St. John is a master of both the brief lyric poem and longer narrative sequences, such as his book-length poem, “Dreamer,” which explores the Middle Passage and the heritage of slavery. Communion gathers poems from three out-of-print volumes with new poems. Raised by West Indian grandparents who instilled in him a deep sense of family and social history, St. John was a waiter, laborer, gambler, and civil servant before settling into teaching at Portland State University. He makes these experiences vividly alive in poems which are by turns fierce and gentle, and always compelling.
Nikki Wallschlaeger turns to water―the natural element of grief―to trace history’s interconnected movements through family, memory, and day-to-day survival. Waterbaby is a book about Blackness, language, and motherhood in America; about the ancestral joys and sharp pains that travel together through the nervous system’s crowded riverways; about the holy sanctuary of the bathtub for a spirit that’s pushed beyond exhaustion. Through Wallschlaeger’s vibrant lexicon and varied rhythms, Waterbaby sings the blues in every key.
At first blush, Keith S. Wilson’s debut book is achingly romantic—lilting, lyrical, shaped by the tenderness of regret—but these are poems that speak in layers, bridging the interstitial spaces between personal and societal longing. The stars look on as the speaker remembers the hips of a lover, just as the stars look on as the speaker is instructed by a policeman to put his hands behind his back. We are in an ordinary studio apartment in Chicago; we are in a Kentucky field. We are in a liminal corridor: between black and not black, pastoral memory and Afrofuturism, the night sky and the cruel light of day, pleasure and emergency.
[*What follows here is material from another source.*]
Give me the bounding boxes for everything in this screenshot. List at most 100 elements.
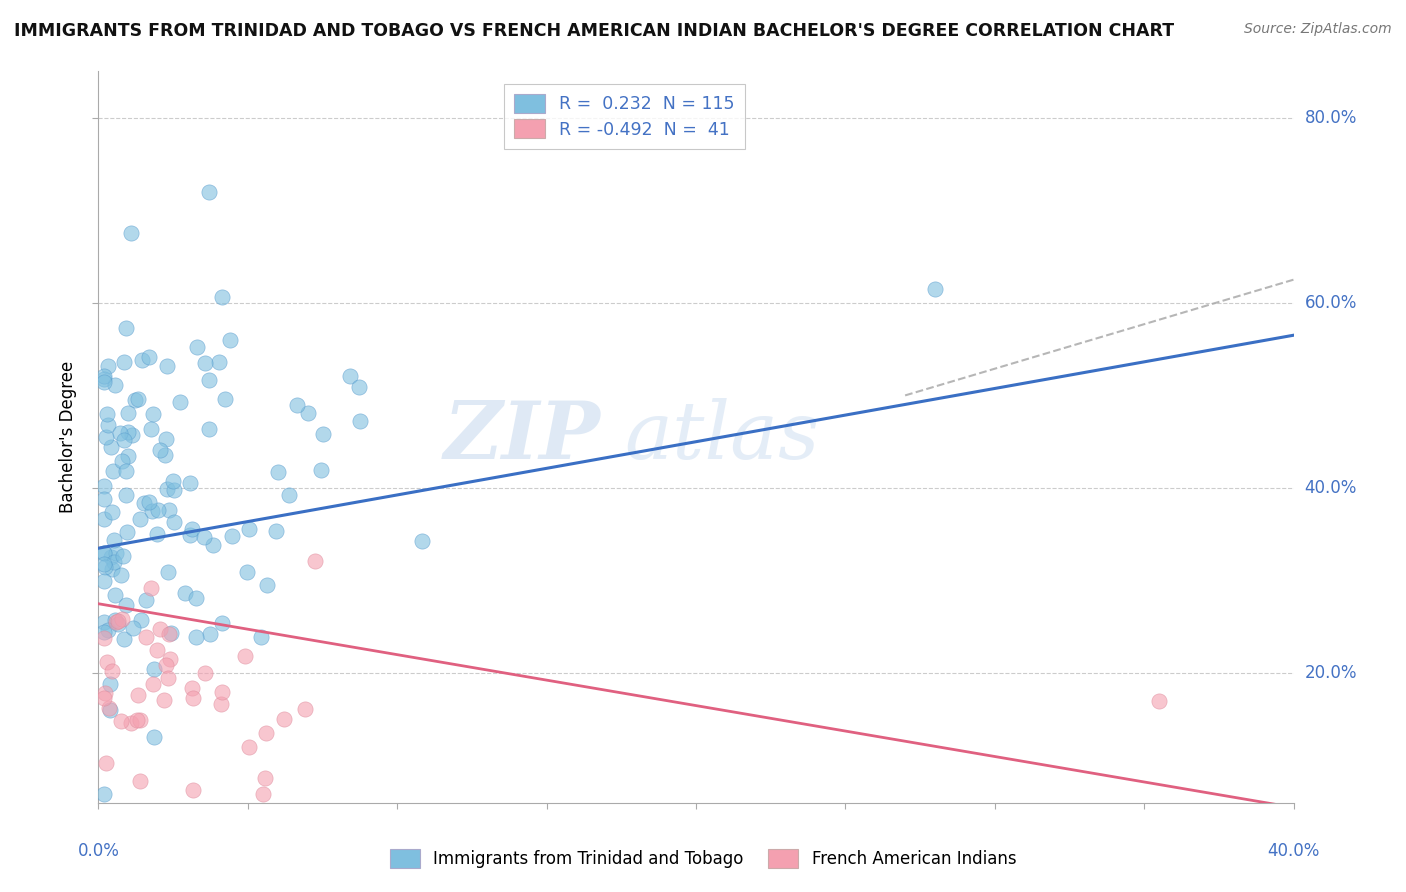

After decades out of print, Passion―one of June Jordan’s most important collections―has returned to readers. Originally entitled, passion: new poems, 1977-1980, this volume holds key works including “Poem About My Rights,” “Poem About Police Violence,” “Free Flight,” and an essay by the poet, “For the Sake of the People’s Poetry: Walt Whitman and the Rest of Us.” June Jordan was a fierce advocate for the safety and humanity of women and Black people, and for the freedom of all people―and Barack Obama made a line from this book famous: “We are the ones we have been waiting for.” With love and humor, via lyrics and rants, she calls for nothing less than radical compassion.